A piece of heritage up for sale

In the peak-of-spring flush that brings the best of Mount Macedon’s available properties on to the market, Sefton is undoubtedly this season’s star attraction.

And with a price that will potentially make it one of the mountain’s priciest properties, it would want to be.

With 20 bedrooms – admittedly housed in three buildings on the 8.8 hectares of botanic garden-like grounds – the 1907 heritage-listed spread could possibly qualify as the top trophy property in the old hill station redoubt where Melbourne’s 19th-century wealthy folk went to cool off through summer.

If not for the distant backdrop of eucalypt-covered ridges, Sefton could transport you to the realms of great English country house estates.

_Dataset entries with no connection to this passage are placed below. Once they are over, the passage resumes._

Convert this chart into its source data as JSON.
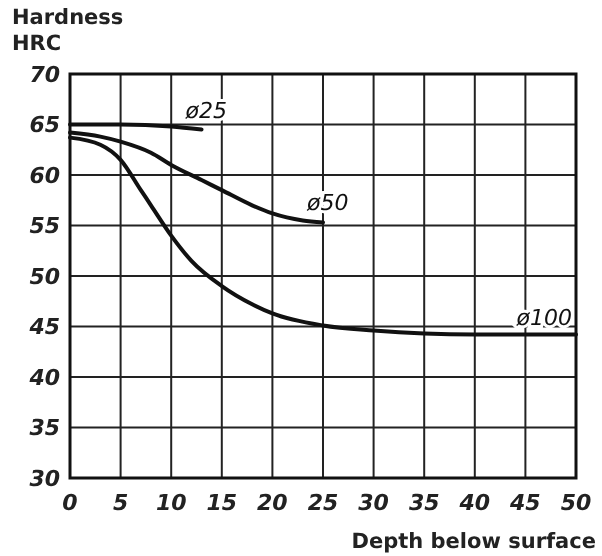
{
  "chart_data": {
    "type": "line",
    "ylabel": "Hardness\nHRC",
    "xlabel": "Depth below surface",
    "xlim": [
      0,
      50
    ],
    "ylim": [
      30,
      70
    ],
    "xticks": [
      0,
      5,
      10,
      15,
      20,
      25,
      30,
      35,
      40,
      45,
      50
    ],
    "yticks": [
      30,
      35,
      40,
      45,
      50,
      55,
      60,
      65,
      70
    ],
    "grid": true,
    "marker": "none",
    "line_style": "solid",
    "series": [
      {
        "name": "ø25",
        "color": "#111111",
        "x": [
          0,
          5,
          10,
          13
        ],
        "values": [
          65,
          65,
          64.8,
          64.5
        ]
      },
      {
        "name": "ø50",
        "color": "#111111",
        "x": [
          0,
          3,
          5,
          8,
          10,
          13,
          15,
          18,
          20,
          23,
          25
        ],
        "values": [
          64.2,
          63.8,
          63.3,
          62.2,
          61,
          59.5,
          58.5,
          57,
          56.2,
          55.5,
          55.3
        ]
      },
      {
        "name": "ø100",
        "color": "#111111",
        "x": [
          0,
          3,
          5,
          7,
          8,
          10,
          12,
          15,
          18,
          20,
          25,
          30,
          35,
          40,
          45,
          50
        ],
        "values": [
          63.7,
          63,
          61.5,
          58.5,
          57,
          54,
          51.5,
          49,
          47.2,
          46.3,
          45.1,
          44.6,
          44.3,
          44.2,
          44.2,
          44.2
        ]
      }
    ]
  }
}
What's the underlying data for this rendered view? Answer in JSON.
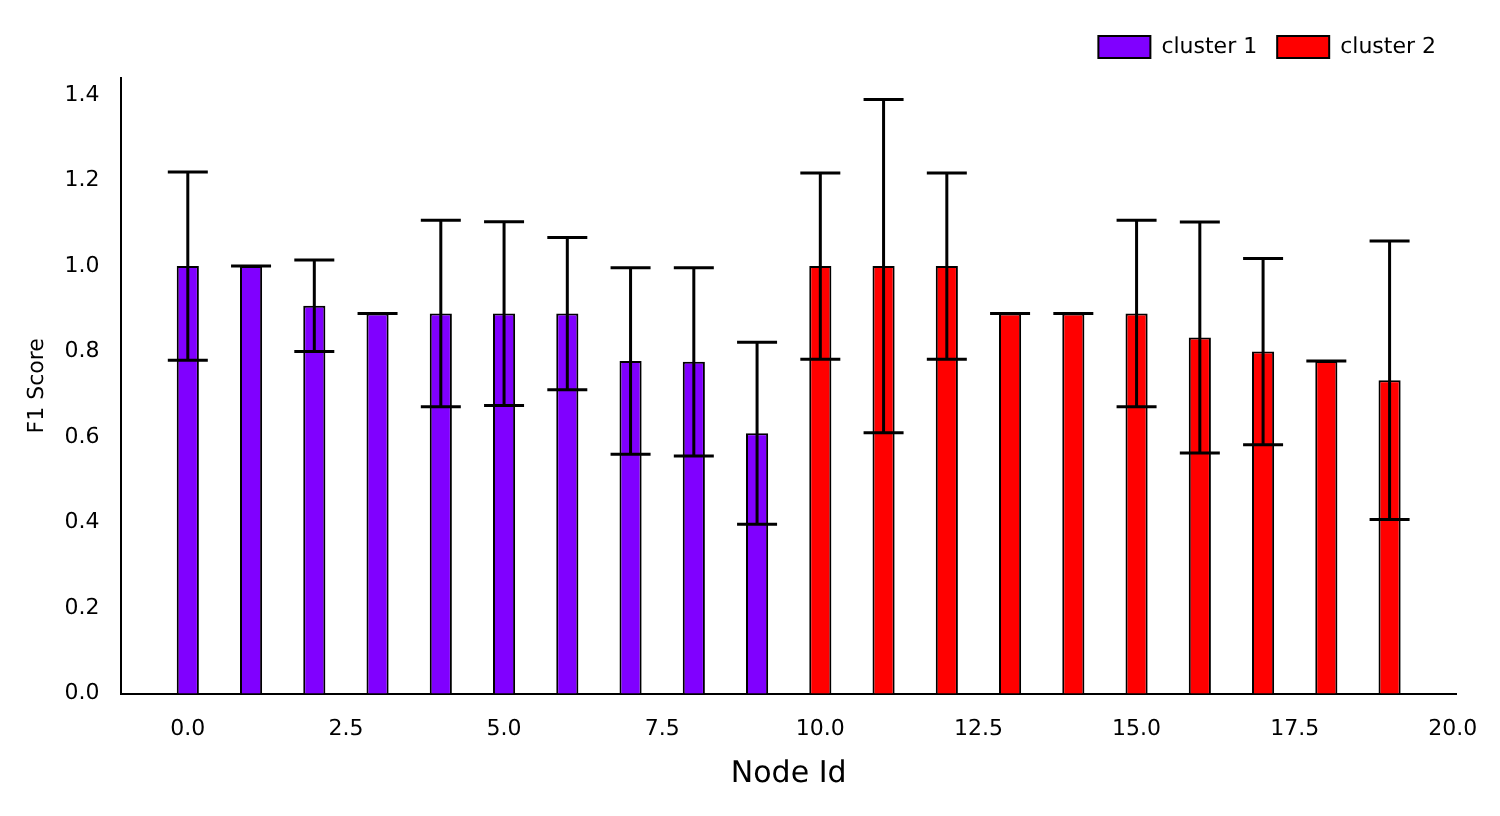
{
  "chart_data": {
    "type": "bar",
    "xlabel": "Node Id",
    "ylabel": "F1 Score",
    "xlim": [
      -1.05,
      20.05
    ],
    "xticks": [
      {
        "value": 0,
        "label": "0.0"
      },
      {
        "value": 2.5,
        "label": "2.5"
      },
      {
        "value": 5,
        "label": "5.0"
      },
      {
        "value": 7.5,
        "label": "7.5"
      },
      {
        "value": 10,
        "label": "10.0"
      },
      {
        "value": 12.5,
        "label": "12.5"
      },
      {
        "value": 15,
        "label": "15.0"
      },
      {
        "value": 17.5,
        "label": "17.5"
      },
      {
        "value": 20,
        "label": "20.0"
      }
    ],
    "ylim": [
      0,
      1.44
    ],
    "yticks": [
      {
        "value": 0,
        "label": "0.0"
      },
      {
        "value": 0.2,
        "label": "0.2"
      },
      {
        "value": 0.4,
        "label": "0.4"
      },
      {
        "value": 0.6,
        "label": "0.6"
      },
      {
        "value": 0.8,
        "label": "0.8"
      },
      {
        "value": 1,
        "label": "1.0"
      },
      {
        "value": 1.2,
        "label": "1.2"
      },
      {
        "value": 1.4,
        "label": "1.4"
      }
    ],
    "grid": false,
    "legend": "top right",
    "series": [
      {
        "name": "cluster 1",
        "color": "#8000ff",
        "x": [
          0,
          1,
          2,
          3,
          4,
          5,
          6,
          7,
          8,
          9
        ],
        "values": [
          1.0,
          1.0,
          0.907,
          0.889,
          0.889,
          0.889,
          0.889,
          0.778,
          0.776,
          0.609
        ],
        "errors": [
          0.22,
          0,
          0.107,
          0,
          0.218,
          0.215,
          0.178,
          0.218,
          0.22,
          0.213
        ]
      },
      {
        "name": "cluster 2",
        "color": "#ff0000",
        "x": [
          10,
          11,
          12,
          13,
          14,
          15,
          16,
          17,
          18,
          19
        ],
        "values": [
          1.0,
          1.0,
          1.0,
          0.889,
          0.889,
          0.889,
          0.833,
          0.8,
          0.778,
          0.733
        ],
        "errors": [
          0.218,
          0.39,
          0.218,
          0,
          0,
          0.218,
          0.27,
          0.218,
          0,
          0.326
        ]
      }
    ]
  }
}
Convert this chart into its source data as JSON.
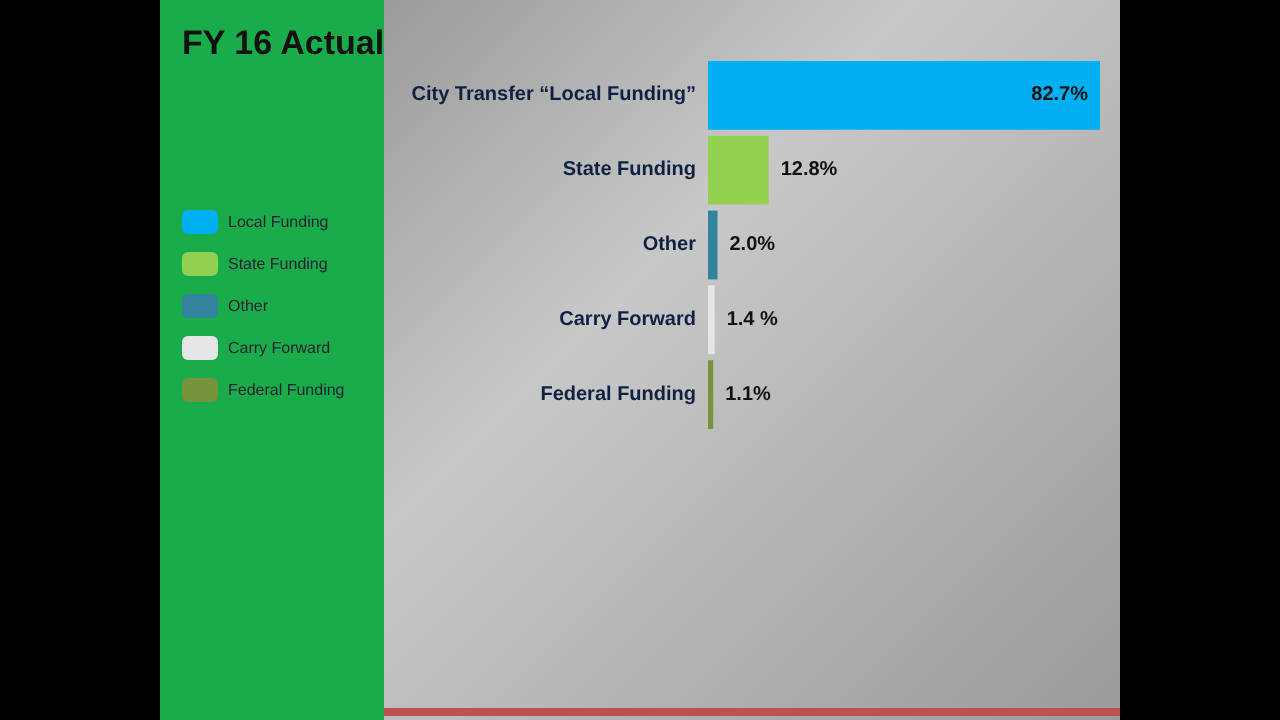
{
  "chart_data": {
    "type": "bar",
    "title": "FY 16 Actual",
    "orientation": "horizontal",
    "stacked": true,
    "legend": "left",
    "categories": [
      "City Transfer “Local Funding”",
      "State Funding",
      "Other",
      "Carry Forward",
      "Federal Funding"
    ],
    "series": [
      {
        "name": "Local Funding",
        "color": "#00b0f0",
        "values": [
          82.7,
          null,
          null,
          null,
          null
        ],
        "value_labels": [
          "82.7%",
          null,
          null,
          null,
          null
        ]
      },
      {
        "name": "State Funding",
        "color": "#92d050",
        "values": [
          null,
          12.8,
          null,
          null,
          null
        ],
        "value_labels": [
          null,
          "12.8%",
          null,
          null,
          null
        ]
      },
      {
        "name": "Other",
        "color": "#31849b",
        "values": [
          null,
          null,
          2.0,
          null,
          null
        ],
        "value_labels": [
          null,
          null,
          "2.0%",
          null,
          null
        ]
      },
      {
        "name": "Carry Forward",
        "color": "#e6e6e6",
        "values": [
          null,
          null,
          null,
          1.4,
          null
        ],
        "value_labels": [
          null,
          null,
          null,
          "1.4 %",
          null
        ]
      },
      {
        "name": "Federal Funding",
        "color": "#77933c",
        "values": [
          null,
          null,
          null,
          null,
          1.1
        ],
        "value_labels": [
          null,
          null,
          null,
          null,
          "1.1%"
        ]
      }
    ]
  }
}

It has daffodils, early blossoms, a nine-hole golf course, a backyard tennis court, croquet lawn and kitchen gardens.

Certainly, once behind that tall hedge, and having crunched quietly over gravel on the winding drive and past neck-stretching 100-year-old beeches, maples, oaks, cedars and the odd California redwood, visiting Sefton vividly recalls a more gracious time.

The weatherboard and multiple-gabled main house, a beautifully proportioned and craftsman-detailed Edwardian weekender, was built by a Baillieu. Specifically, by William Lawrence (1859-1936), of the first Australian-born generation of that influential dynasty. By 1901 he was a politician in the Victorian Legislative Council.

His main house was in Camberwell, but early in the 20th century and taking up a site once occupied by Mount Macedon’s original guest house, he commissioned architectural firm Sydney Smith and Ogg to design a retreat on a flattened hill in what is now known as “the Golden Mile” of Mount Macedon Road.

The house was passed down through the Baillieu family, to Lord (Clive) Baillieu of Sefton, and in the early 1980s (and under the auctioneer’s hammer of Baillieu Allard), it went out of private hands when it sold to Elders IXL, with John Elliott and his executives using it as a country getaway and conference centre.

In 2005, it was sold on for $8.17 million to the medical and health industry-related Gribbles Group. All through these sales, the property and the gardens have been maintained to a meticulous standard.